The next night, I read their reflections with joy, wonder, and, I’ll confess, a tear or two in my eye:
- “It was sickening to look at all the stereotypes, the assumptions.”
- “I think I was on the girls’ side of the bookshelf, but even so, that just shows that Barnes & Noble separates their books by gender.”
- “I know that kids’ minds aren’t developed enough to understand these issues, but as they grow up, I hope they realize how serious this issue really is. People have the right to like any color they want and be anything they want to be.”
- “Society is almost afraid of putting a dark-skinned or Asian character on the cover of a book. I feel like these are minor forms of segregation.”
- “I didn’t see a book with a biracial main character . . . it is not fair in any way.”
- “In the chapter book section, I saw that most of the books that had non-Caucasian characters didn’t have that character on the cover.
- “On the covers, I saw thin, pretty girls.
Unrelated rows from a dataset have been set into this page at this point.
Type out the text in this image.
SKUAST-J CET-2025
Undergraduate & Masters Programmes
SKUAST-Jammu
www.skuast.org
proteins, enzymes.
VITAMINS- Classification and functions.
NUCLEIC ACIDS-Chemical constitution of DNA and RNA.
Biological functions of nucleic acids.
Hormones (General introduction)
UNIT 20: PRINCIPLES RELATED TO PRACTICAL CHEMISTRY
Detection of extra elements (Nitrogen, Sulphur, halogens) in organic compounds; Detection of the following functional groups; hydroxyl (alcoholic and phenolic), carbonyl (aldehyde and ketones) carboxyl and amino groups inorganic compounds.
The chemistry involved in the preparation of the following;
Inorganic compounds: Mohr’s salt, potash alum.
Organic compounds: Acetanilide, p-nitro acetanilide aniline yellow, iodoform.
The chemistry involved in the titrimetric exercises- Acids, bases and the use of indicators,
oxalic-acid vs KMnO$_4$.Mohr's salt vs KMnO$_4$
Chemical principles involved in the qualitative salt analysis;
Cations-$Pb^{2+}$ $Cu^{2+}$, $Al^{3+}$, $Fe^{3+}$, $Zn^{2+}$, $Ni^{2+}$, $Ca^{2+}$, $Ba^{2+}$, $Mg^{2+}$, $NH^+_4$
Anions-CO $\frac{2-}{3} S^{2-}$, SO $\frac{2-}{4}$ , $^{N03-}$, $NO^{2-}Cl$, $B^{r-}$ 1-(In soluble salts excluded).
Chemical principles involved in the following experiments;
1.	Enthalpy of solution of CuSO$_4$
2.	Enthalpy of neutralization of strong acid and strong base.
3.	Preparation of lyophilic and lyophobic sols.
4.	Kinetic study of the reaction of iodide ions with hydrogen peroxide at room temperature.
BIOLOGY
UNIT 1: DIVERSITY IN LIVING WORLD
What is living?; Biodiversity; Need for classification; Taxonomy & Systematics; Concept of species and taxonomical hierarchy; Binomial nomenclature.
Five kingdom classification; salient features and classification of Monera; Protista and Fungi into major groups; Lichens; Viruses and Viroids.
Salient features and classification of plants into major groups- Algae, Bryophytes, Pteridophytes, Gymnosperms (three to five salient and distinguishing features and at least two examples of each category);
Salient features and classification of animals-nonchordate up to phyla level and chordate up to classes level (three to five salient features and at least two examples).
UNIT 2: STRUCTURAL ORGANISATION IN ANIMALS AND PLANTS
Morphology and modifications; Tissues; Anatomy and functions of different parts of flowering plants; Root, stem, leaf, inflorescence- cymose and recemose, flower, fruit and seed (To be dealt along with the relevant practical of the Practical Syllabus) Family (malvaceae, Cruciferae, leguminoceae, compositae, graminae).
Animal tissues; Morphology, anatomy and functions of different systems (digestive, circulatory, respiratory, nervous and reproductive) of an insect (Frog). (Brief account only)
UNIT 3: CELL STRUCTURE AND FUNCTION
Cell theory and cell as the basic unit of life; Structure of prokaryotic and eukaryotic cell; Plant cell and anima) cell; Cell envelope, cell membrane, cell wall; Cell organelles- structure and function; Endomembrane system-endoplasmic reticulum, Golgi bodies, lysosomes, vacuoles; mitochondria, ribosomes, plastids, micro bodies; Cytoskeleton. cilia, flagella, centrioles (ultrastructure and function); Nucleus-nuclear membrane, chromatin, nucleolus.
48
I didn’t see any overweight girls or anyone with acne. I think that these covers shape an idea of perfect in a girl’s mind, and make them want to be like that, even though everyone was born perfect.”
My colleagues agreed that viewing Barnes & Noble’s book displays with a critical, well-informed eye was an invaluable experience for the kids. Diversity Director Anshu Wahi says, “[Our librarian] Allie is very diversity-conscious in the [Bank Street] library, so going to Barnes & Noble helped them see that this is a real problem in the wider world. It really opened their eyes.” Humanities teacher Jamie Steinfeld adds, “A lot of them were thinking about how what they saw affects their younger siblings and cousins. It made the whole unit more important to them.”
As their final reflections show, this group of kids no longer needs me, or any grown-up, to filter societal messages and stereotypes for them. They have built their own internal filters, and aren’t afraid to speak up when those filters catch something. This group will be more wary of microaggressions and less apt to place blame on victims for being too sensitive. And, though it’s cliché to say it, they’ve taught me. They’ve shown me that when I see injustices, I can talk to kids about them, rather than trying—and failing—to push everything under the rug. And most of all, they’ve given me the gift of observing, over the course of the year, how they have built themselves into caring, compassionate human beings.